Reputation: 75
Is there anyway to compare values within the same column of a pandas DataFrame?
The task at hand is something like this:
import pandas as pd
data = pd.DataFrame({"A": [0,-5,2,3,-3,-4,-4,-2,-1,5,6,7,3,-1]});
I need to find the maximum time (in indices) consecutive +/- values appear (Equivalently checking consecutive values because the sign can be encoded by True/False). The above data should yield 5 because there are 5 consecutive negative integers [-3,-4,-4,-2,-1]

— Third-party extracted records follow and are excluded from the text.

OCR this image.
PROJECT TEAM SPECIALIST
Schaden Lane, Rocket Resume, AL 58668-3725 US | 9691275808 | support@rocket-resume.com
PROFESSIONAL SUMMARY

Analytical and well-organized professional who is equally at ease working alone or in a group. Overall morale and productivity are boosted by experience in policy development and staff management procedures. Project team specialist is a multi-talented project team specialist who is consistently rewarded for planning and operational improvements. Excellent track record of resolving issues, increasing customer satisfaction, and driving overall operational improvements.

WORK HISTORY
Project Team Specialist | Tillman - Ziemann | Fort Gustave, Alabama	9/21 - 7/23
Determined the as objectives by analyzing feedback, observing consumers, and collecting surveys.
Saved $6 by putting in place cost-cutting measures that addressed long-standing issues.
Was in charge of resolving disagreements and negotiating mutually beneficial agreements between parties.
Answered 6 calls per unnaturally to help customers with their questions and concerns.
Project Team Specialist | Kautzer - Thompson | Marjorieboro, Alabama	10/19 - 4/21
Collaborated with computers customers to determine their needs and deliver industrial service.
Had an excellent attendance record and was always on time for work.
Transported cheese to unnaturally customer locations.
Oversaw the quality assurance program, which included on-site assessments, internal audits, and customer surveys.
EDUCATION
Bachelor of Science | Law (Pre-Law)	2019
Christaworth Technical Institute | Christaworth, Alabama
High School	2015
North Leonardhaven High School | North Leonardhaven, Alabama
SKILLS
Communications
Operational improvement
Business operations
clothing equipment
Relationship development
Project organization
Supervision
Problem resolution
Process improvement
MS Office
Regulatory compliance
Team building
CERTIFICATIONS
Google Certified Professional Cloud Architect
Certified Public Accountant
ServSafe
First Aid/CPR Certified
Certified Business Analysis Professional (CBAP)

If possible, I was hoping to avoid using a loop because the number of data points in the column may very well exceed millions in order.
I've tried using data.A.rolling()
and it's variants, but can't seem to figure out any possible way to do this in a vectorized way.
Any suggestions?
Upvotes: 1
Views: 598
Reputation: 221504
Here's a NumPy approach that computes the max interval lengths for the positive and negative values -
def max_interval_lens(arr):
# Store mask of positive values
pos_mask = arr>=0
# Get indices of shifts
idx = np.r_[0,np.flatnonzero(pos_mask[1:] != pos_mask[:-1])+1, arr.size]
# Return max of intervals
lens = np.diff(idx)
s = int(pos_mask[0])
maxs = [0,0]
if len(lens)==1:
maxs[1-s] = lens[0]
else:
maxs = lens[1-s::2].max(), lens[s::2].max()
return maxs # Positive, negative max lens
Sample run -
In [227]: data
Out[227]:
A
0 0
1 -5
2 2
3 3
4 -3
5 -4
6 -4
7 -2
8 -1
9 5
10 6
11 7
12 3
13 -1
In [228]: max_interval_lens(data['A'].values)
Out[228]: (4, 5)
Upvotes: 2